I think it’s a couple of things. Obviously, all of this begins at home. If you’re a child growing up in a home where you’re not being stimulated, where you’re not hearing enough words…we know that 85 percent of brain development happens in the first two years. If you show up at school and you don’t know how to write your name, you don’t know your colors, you don’t know your numbers, you are significantly behind other kids that know all those things. This is not an issue that is just limited to one group. There is no school that you can go to across Mecklenburg County where you don’t have these same challenges. Some of this has to do, obviously, with segregation and resources and what happens in schools, but it also has to do with what happens to families and the kind of support they have.
Q. What is Read Charlotte going to look like on the ground? What are we going to see?
I think first of all, you are going to see a lot of active partnerships and a very intentional approach to collaboration. Read Charlotte does not run programs, so the programming, the intervention, the connections with kids’ families will happen though partners and partnerships like Charlotte-Mecklenburg Schools and like a number of the other agencies that are working with kids and families. I think a significant part of the work is going to be about aligning the activities from various groups, from birth all the way through third grade.
Q. How are you going to get the community involved? One of the more common complaints I hear is that programs such as this often are too top-down and never truly involve the people most affected.
Actually, I had two conversations about this last week… I’m intentionally interested in understanding the answer to the question ‘why?’ Why is it that we see reading proficiency at such low levels in certain communities? The only way you get that is by talking with children and families and understanding their lived experiences around literacy and not assuming that you understand what the barriers are. The biggest mistake you can make is assuming that you understand what the problems are and what the solutions are without talking to the people who are actually living it. At the end of the day, I want this to be something that, when people talk about Read Charlotte, they talk about ‘we’ and ‘us.’ If it’s ‘they’ and ‘them’ then we will have failed.
Q. Are we going to see you in the community?
You absolutely will see me in the community. One of the biggest challenges is that I haven’t figured out how to clone myself yet. But most definitely, out in the community, out in the schools.
Q. Finally, what do you think of Charlotte? What’s your initial impression?
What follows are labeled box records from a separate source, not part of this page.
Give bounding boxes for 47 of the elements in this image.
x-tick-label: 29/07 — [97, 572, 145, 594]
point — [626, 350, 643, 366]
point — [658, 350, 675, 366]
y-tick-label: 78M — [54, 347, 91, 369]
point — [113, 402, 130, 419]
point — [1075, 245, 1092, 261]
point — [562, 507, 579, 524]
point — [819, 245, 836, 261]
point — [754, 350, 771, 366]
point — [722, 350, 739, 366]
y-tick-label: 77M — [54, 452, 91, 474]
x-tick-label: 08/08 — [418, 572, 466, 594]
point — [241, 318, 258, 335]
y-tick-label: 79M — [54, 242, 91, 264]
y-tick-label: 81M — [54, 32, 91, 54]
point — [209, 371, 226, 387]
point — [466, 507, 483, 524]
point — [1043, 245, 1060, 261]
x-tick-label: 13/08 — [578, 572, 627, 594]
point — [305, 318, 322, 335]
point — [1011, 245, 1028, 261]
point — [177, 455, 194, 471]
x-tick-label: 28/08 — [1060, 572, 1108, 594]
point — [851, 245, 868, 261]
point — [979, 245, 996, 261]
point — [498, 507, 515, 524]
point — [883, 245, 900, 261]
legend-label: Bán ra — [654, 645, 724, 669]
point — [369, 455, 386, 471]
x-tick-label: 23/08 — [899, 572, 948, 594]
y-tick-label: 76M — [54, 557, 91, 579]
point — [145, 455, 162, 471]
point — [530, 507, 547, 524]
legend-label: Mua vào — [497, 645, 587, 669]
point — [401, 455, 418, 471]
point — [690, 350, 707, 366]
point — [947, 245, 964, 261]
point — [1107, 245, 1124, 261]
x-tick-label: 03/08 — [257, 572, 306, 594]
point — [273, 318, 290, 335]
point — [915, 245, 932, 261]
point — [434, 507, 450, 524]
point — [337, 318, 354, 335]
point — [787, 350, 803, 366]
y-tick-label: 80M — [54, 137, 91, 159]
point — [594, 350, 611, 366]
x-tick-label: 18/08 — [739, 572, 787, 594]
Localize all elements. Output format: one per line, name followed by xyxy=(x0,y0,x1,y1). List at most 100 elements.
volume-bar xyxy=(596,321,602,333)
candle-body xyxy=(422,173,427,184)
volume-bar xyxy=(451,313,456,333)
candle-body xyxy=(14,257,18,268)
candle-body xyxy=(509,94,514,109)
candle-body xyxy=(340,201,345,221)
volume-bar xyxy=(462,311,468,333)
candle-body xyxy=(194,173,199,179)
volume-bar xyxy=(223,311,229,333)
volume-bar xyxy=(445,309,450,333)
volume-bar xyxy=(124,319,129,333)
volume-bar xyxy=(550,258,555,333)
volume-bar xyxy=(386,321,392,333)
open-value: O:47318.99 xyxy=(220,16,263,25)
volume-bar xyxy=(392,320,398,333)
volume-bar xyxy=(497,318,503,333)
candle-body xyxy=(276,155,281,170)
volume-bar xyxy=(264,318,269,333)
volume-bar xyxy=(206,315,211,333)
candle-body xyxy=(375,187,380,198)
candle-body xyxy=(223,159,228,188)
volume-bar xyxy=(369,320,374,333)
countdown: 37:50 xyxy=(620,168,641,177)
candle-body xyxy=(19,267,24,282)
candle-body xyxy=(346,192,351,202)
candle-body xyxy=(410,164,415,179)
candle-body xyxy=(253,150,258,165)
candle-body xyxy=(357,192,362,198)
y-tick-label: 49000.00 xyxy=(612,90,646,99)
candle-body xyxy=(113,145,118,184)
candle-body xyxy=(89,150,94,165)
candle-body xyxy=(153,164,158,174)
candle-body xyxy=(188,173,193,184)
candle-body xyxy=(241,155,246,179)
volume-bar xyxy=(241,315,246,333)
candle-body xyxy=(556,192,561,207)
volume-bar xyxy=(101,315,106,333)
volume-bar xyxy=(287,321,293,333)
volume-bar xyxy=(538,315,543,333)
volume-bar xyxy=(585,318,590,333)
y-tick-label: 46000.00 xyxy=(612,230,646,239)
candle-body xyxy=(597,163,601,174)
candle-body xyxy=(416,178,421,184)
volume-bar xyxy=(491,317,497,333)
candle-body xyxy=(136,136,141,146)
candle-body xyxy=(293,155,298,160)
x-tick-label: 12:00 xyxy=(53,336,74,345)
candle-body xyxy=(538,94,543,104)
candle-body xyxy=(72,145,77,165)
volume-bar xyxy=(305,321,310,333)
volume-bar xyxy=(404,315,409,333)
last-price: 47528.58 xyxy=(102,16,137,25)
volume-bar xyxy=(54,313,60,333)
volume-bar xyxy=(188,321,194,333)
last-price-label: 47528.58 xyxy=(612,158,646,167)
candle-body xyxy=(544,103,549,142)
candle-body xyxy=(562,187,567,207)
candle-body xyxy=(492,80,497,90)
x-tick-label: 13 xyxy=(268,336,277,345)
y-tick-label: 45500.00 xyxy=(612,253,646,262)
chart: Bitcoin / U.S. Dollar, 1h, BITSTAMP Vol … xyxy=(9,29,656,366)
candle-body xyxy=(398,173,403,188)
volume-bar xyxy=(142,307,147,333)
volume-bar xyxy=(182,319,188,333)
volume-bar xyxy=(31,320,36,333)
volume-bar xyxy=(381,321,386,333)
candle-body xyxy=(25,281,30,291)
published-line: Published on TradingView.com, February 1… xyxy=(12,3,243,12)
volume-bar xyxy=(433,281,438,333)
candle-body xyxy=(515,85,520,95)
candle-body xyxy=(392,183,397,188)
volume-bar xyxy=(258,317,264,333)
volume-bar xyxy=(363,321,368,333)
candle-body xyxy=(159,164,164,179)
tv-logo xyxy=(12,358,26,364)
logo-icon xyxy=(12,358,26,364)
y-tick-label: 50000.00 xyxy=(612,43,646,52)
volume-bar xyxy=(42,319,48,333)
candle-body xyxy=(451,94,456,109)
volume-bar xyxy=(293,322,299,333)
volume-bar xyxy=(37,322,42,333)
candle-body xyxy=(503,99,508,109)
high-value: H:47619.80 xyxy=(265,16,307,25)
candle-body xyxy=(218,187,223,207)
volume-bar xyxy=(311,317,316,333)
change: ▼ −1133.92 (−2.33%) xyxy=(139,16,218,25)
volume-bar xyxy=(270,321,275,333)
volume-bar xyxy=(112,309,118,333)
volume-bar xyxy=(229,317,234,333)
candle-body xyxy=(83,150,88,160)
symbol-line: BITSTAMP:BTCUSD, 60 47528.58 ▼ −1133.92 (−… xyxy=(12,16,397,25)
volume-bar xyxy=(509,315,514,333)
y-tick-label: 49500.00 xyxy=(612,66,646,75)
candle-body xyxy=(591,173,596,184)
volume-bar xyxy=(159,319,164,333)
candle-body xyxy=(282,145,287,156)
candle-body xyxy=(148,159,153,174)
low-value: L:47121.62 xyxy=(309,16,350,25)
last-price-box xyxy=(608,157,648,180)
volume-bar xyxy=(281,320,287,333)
I love it. I’m going to confess — when I first came to interview, I had no idea I’d be coming to Charlotte. I was in the middle of multiple search processes. We actually shut one down in Chicago. And so I had one that was in Portland. So we were kind of on a Portland-Oregon track. But I was so impressed by the (Charlotte) people and so impressed by what I saw and what I heard, I walked away from more money in Portland to come here to Charlotte, because I think this is a tremendous community. It’s beautiful. The people are incredibly friendly, and I think there is just tremendous opportunity here.
BIO
MUNRO RICHARDSON
Family: Wife, three daughters
Previous Employment: Spent several years in Kansas City, Mo., co-founding Internet start-up companies in the education arena.
Also worked at: Greater Kansas City Community Foundation and Ewing Marion Kauffman Foundation
Education: BA, University of Kansas; masters, Harvard University and Oxford University; Ph.D., University of Illinois.
Interesting facts: Rhodes Scholar, speaks Mandarin Chinese.